Sarah wasn’t sure if she was being tricked, or if she should believe Mama. “Really? How?” she asked.

“I don’t know how it worked, sweetie. But she did this,” Mama said, and uncapped the marker. She drew a stick figure of a little girl with curly hair, a triangle dress, cute little eyes and a happy smile.

“Is that me?” Sarah asked. 

“Yes, I think it looks like you! This is how you look when you feel well enough to play outside.”

“Now what?”

“Well,” Mama said, standing up. “First let’s open your curtains so that you can see outside. Then if you watch, I’m going to stand right outside your window, and toss this ball into the air. The Sarah on this ball will be flying, and maybe….just maybe…you’ll feel like you are flying, too!”

A smile slowly crept across Sarah’s face. She thought it sounded too good to be true. But she almost always believed what Mama told her, so she decided she would believe her this time, too.

Mama walked out of the room toward the back door. Sarah heard her slip on a jacket, then open and close the door. Seconds later, her Mama stood in front of the window. She looked in at Sarah and waved. Sarah smiled and waved back. Mama held the beautiful pink ball so that drawn Sarah was beaming back at real Sarah.

Mama bent her knees to get lower to the ground, then she sprung up and tossed the ball so very high into the air. Sarah closed her eyes and couldn’t believe what happened.

Now Sarah was flying, too! She felt her stomach flip-flop as she spun upward. She saw her blonde curls bounce carelessly around her shoulders. She looked down at the elegant pink dress floating lazily around her legs. She laughed as she watched the window of her parents’ bedroom get smaller and smaller. Sarah flung her arms out wide, pretending to be like the little birds on the quilt. All too soon, she reached the top of the ascent and lazily rolled down toward the ground. She watched as her Mama’s figure grew larger and larger, her outstretched hands ready to catch her.

Mama caught her as gently as she could, and with a squeal of delight from Sarah, bent toward the ground again before springing up to send Sarah into flight. Once again Sarah watched the house and the trees get smaller and smaller. She held her arms out and felt the air around her caress her skin. It was the most beautiful moment, being suspended in air, seeing the fiery autumn trees paint the ground in reds, golds and browns. She felt light and happy and excited. She saw a great big world out there, and she wished she could look at the whole thing from her place in the air.
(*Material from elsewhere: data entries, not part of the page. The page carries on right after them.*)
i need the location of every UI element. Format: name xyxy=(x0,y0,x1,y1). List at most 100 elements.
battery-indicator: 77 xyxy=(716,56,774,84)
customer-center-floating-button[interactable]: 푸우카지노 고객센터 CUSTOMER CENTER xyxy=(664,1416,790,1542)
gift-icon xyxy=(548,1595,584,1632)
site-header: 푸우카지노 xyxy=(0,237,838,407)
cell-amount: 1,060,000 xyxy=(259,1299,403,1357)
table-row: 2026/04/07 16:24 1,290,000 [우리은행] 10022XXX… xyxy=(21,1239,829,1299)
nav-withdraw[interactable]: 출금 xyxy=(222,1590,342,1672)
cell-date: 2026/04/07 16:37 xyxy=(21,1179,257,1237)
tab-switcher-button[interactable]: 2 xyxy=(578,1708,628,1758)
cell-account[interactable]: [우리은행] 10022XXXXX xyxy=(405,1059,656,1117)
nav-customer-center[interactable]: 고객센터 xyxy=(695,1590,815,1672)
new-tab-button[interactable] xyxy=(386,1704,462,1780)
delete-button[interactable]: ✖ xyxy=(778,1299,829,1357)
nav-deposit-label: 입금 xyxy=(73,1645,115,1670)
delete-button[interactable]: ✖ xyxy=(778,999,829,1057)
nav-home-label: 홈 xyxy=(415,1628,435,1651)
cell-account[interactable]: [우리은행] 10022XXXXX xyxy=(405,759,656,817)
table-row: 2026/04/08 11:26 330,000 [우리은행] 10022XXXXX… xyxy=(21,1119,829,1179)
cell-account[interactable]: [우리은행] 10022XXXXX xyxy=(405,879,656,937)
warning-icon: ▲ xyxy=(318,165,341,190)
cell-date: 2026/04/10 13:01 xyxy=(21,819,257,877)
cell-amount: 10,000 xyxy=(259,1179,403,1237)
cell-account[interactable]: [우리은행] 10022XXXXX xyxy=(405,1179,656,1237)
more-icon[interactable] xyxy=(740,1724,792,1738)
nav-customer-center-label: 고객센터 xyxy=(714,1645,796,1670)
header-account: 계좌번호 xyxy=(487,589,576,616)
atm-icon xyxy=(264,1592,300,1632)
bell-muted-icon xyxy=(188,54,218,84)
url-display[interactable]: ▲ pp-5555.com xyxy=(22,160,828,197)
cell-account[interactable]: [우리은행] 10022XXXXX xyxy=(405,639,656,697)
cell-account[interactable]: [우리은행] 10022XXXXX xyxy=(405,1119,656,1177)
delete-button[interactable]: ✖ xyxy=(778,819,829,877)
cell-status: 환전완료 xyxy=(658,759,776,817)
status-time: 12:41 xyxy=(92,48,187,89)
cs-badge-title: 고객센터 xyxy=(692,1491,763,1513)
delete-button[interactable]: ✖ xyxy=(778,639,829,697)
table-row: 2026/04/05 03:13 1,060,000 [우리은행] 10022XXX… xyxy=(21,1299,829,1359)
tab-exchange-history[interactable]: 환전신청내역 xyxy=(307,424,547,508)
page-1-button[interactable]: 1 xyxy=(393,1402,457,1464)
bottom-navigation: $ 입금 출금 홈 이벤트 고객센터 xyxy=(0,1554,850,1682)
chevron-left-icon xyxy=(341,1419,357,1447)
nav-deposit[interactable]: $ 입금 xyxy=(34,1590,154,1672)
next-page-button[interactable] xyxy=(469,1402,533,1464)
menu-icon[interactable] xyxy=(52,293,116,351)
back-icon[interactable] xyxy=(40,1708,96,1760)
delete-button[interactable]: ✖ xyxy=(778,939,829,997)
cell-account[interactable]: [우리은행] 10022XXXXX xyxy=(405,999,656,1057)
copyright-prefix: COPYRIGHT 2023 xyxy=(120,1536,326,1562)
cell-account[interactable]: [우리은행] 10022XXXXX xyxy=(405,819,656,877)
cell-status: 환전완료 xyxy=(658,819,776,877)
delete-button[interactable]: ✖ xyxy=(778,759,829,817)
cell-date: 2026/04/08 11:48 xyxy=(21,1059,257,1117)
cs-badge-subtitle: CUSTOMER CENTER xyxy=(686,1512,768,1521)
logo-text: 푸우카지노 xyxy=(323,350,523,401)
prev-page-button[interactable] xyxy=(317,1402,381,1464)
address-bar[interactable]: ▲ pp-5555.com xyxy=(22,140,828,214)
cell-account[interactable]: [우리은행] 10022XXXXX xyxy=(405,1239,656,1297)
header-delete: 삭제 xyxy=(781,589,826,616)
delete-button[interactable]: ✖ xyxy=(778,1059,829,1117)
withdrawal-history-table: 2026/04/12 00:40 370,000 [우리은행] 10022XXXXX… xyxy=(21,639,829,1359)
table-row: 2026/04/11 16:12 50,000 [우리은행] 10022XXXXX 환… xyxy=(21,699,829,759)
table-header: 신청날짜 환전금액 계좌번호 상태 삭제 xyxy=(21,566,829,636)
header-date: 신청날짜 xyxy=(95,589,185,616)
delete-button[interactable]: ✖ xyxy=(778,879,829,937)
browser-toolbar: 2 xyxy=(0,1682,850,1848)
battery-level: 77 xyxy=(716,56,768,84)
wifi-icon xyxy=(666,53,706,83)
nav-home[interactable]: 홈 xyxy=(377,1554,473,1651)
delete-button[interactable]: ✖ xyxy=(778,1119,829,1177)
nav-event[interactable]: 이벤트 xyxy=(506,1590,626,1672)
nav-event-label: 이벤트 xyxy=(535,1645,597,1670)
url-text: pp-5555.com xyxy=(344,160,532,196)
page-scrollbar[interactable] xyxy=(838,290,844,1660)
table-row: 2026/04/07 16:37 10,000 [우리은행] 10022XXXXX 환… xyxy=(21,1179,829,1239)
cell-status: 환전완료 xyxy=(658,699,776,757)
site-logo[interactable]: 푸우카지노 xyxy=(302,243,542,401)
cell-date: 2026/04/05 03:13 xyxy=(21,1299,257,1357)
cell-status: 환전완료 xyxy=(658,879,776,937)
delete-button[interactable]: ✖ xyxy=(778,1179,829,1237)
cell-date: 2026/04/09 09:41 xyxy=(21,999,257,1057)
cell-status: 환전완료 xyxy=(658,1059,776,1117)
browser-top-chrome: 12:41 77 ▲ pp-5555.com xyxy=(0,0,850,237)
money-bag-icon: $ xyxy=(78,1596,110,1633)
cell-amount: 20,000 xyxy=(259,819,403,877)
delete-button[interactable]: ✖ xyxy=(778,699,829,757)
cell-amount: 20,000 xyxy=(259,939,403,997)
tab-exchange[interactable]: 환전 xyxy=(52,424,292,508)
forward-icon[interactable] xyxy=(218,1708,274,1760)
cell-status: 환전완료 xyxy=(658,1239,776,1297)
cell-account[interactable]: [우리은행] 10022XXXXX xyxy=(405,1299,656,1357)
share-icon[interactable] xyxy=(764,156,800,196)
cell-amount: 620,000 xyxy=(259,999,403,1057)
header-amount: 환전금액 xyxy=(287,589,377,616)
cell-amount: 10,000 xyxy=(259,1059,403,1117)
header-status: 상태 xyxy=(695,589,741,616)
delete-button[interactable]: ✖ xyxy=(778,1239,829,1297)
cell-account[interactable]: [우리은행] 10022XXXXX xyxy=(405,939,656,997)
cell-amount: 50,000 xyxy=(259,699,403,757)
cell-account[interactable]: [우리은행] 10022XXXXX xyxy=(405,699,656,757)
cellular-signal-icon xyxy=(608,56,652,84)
But eventually, it was her turn to come back home. She felt herself falling toward the ground, her belly tickling as she came down…down…down. Again her Mama caught her. Mama held her up so that the real Sarah would see her.
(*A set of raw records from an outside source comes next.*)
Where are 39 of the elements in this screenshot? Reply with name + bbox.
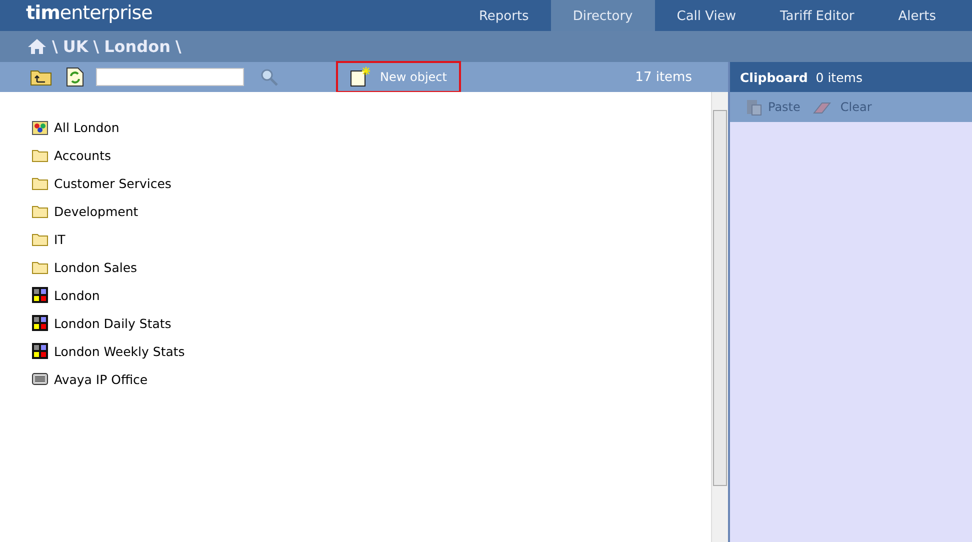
grid-icon (32, 315, 48, 331)
folder-icon (32, 176, 48, 190)
folder-icon (32, 204, 48, 218)
path-separator: \ (52, 37, 58, 56)
folder-up-icon[interactable] (30, 68, 52, 86)
clipboard-icon (746, 98, 762, 116)
nav-tab[interactable]: Reports (456, 0, 551, 31)
grid-icon (32, 343, 48, 359)
path-separator: \ (176, 37, 182, 56)
home-icon[interactable] (27, 38, 47, 55)
folder-icon (32, 148, 48, 162)
nav-tab[interactable]: Alerts (876, 0, 958, 31)
group-icon (32, 120, 48, 134)
directory-item[interactable]: Customer Services (54, 176, 172, 190)
device-icon (32, 373, 48, 385)
grid-icon (32, 287, 48, 303)
directory-item[interactable]: Avaya IP Office (54, 372, 148, 386)
nav-tab[interactable]: Call View (654, 0, 758, 31)
directory-item[interactable]: Development (54, 204, 138, 218)
folder-icon (32, 260, 48, 274)
search-icon[interactable] (260, 68, 278, 86)
scrollbar[interactable] (711, 92, 728, 542)
directory-item[interactable]: Accounts (54, 148, 111, 162)
clipboard-count: 0 items (816, 70, 862, 84)
new-document-icon (350, 67, 372, 87)
search-field[interactable] (96, 68, 244, 86)
directory-item[interactable]: London (54, 288, 100, 302)
directory-item[interactable]: IT (54, 232, 66, 246)
item-count: 17 items (635, 70, 692, 84)
directory-item[interactable]: All London (54, 120, 120, 134)
folder-icon (32, 232, 48, 246)
nav-tab[interactable]: Tariff Editor (758, 0, 876, 31)
logo: timenterprise (25, 1, 152, 26)
refresh-icon[interactable] (66, 67, 84, 87)
clipboard-title: Clipboard (740, 70, 808, 84)
path-separator: \ (93, 37, 100, 56)
directory-item[interactable]: London Weekly Stats (54, 344, 185, 358)
directory-item[interactable]: London Daily Stats (54, 316, 172, 330)
directory-item[interactable]: London Sales (54, 260, 138, 274)
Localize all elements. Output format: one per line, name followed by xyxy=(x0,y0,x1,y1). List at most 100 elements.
The real Sarah opened her eyes, and was once again snuggled underneath a quilt in her parents’ bed. Sarah smiled the biggest smile she’d ever had. Her Mama waved once more; Sarah returned the wave.

Sarah looked down at her favorite quilt square and lovingly caressed it. Her mother came back inside, hung up her jacket and came to the bedroom doorway. 

“So…how was it?” Mama asked with a grin.

“I felt like I was really flying!” Sarah said happily. “But…how did you…how did I…?” Sarah’s head spun in circles as she tried to figure out how something so magical could feel so real.

Mama simply smiled and said, “I don’t know how it works, exactly. But Grandma always said that a Mother’s love can make anything happen.” Mama came in and gave the pink ball to Sarah. Sarah snuggled even further under the quilt, placing the ball so that she could see the other Sarah, Flying Sarah, as she drifted off into a soft slumber where she dreamed about flying over the neighborhood and to beautiful places unseen.